- Specialty: Dermatology
- Causes: Heparin

= Heparin necrosis =

Heparin necrosis (also known as heparin-induced skin necrosis) is an adverse reaction that can occur on skin after initiation of heparin treatment. The condition generally occurs 5 to 11 days after treatment with heparin and can occur either at heparin injection sites or at distant locations in the body. Initial presentation is characterized by painful erythematous skin lesions that can develop into hemorrhagic bullae, purpuric plaques and eventually cause skin necrosis. The lesions tend to occur at common injection sites like abdomen, thighs and buttocks but less commonly can present at distant locations such as the extremities. The condition often presents as a sequela of immune mediated heparin induced thrombocytopenia but can also be due to delayed-type hypersensitivity reactions, local microvascular thrombosis or underlying thrombophilia. Female patients are at an increased risk for heparin necrosis due to increased likelihood for hypersensitivity reactions and coagulopathy occurring during pregnancy. Additional risk factors include obesity, use of unfractionated heparin and previous exposure to heparin.

== Causes and pathophysiology ==
Heparin necrosis can occur through multiple different mechanisms. The most often cause is attributed to heparin induced thrombocytopenia or HIT. HIT is an immune mediated reaction where heparin and platelet factor 4 (PF4) form a complex with IgG auto antibodies. The IgG-Heparin/PF4 complex then binds onto platelets causing platelet activation and aggregation leading to a prothrombotic state of dermal vessels and subsequent ischemia and skin necrosis.

Another mechanism of tissue injury involves delayed-type (type IV) characterized by T- cell mediated inflammation. Presentation of skin injury can range from small eczematous plaques to generalized erythematous rashes that can further progress to necrosis if not treated.

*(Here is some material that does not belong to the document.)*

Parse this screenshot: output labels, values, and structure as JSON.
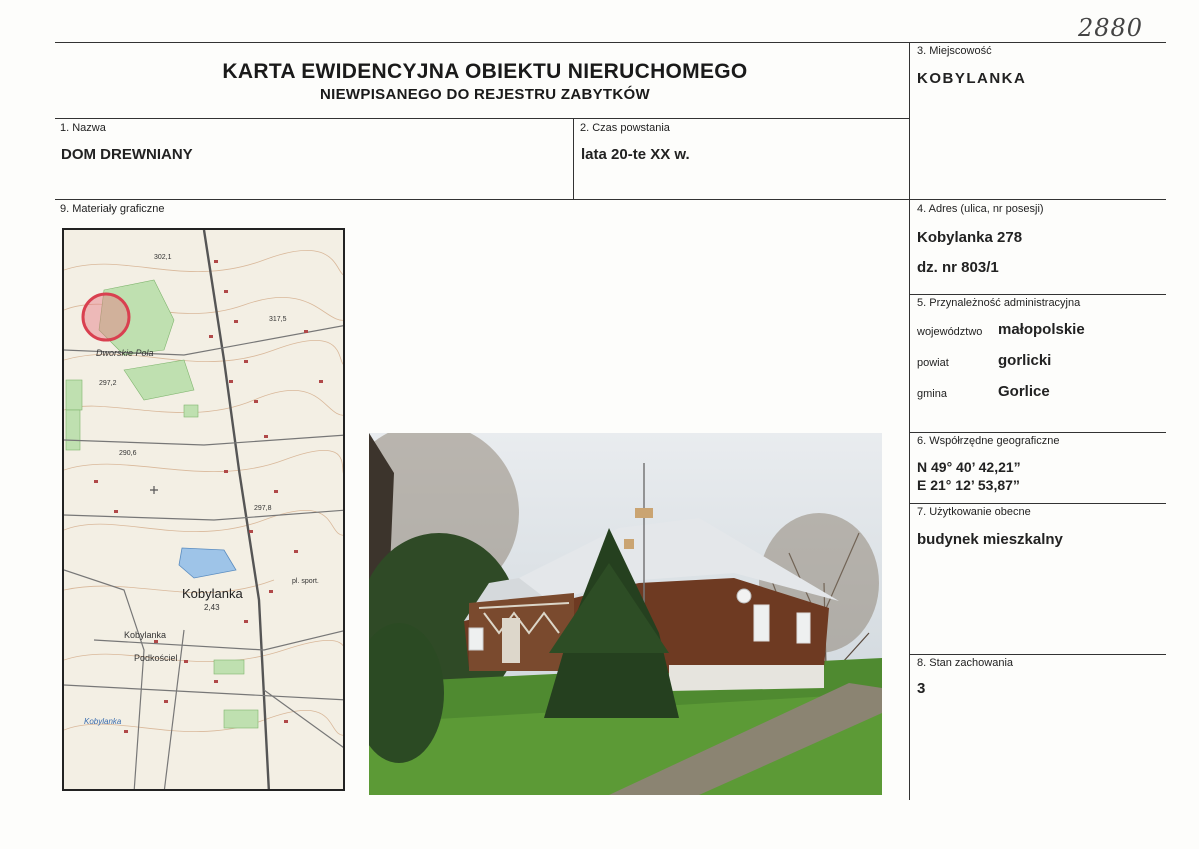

Lastly heparin necrosis can also be precipitated by underlying thombophillia such as protein C or protein S deficiency by promoting a hypercoagulable state with increased risk of ischemia and necrosis in the dermal vasculature.

== Treatment ==
Once heparin has been identified as the culprit, it is important to immediately discontinue all forms of heparin treatment. Early withdrawal is imperative to prevent further ischemia and skin damage. Additionally, it is important to start an alternative anticoagulant given that the body is currently in a pro-thrombotic state. Common treatments include direct thrombin inhibitors such as argatroban or bivalirudin or factor Xa inhibitors such as fondaparinux. Furthermore, it is also important to discontinue warfarin in the acute phase as it can worsen prothrombotic state through depletion of protein C and S

== Risk factors ==
Heparin-induced necrosis has been associated with multiple risk factors. One risk factor is female sex, however exact cause of the association has not been established. Some theories include greater propensity for immune-mediated and hypersensitivity reactions and interactions with hormonal factors. Obesity has also been attributed as a risk factor due to increased drug accumulation in the adipose tissue at injection sites and resulting delayed drug metabolism. Another risk factor is the previous history of HIT and re-expsoure to heparin during cardiac/vascular surgeries. These patients are at greater risk of developing antibodies against heparin and therefore HIT and heparin necrosis.

Predisposing conditions such as underlying thrombophillia with protein C or protein S deficiencies can also increase the risk of heparin related skin injury as it exacerbates a pro-thrombotic state. Because protein C and S function as natural anticoagulants, prior depletion with a concurrent onset of thrombotic state as a sequelae of HIT could exponentiate tissue injury from heparin necrosis.

Therapy duration of greater than 9 days with heparin has also been identified as potential risk factor. Additionally the use of unfractionated heparin over low molecular weight heparin has also been shown to increase the risk for heparin related injury. Lastly, repeated injection at same injection site for prolonged periods of time or accumulation of drug within one region can increase the risk for heparin related skin injury.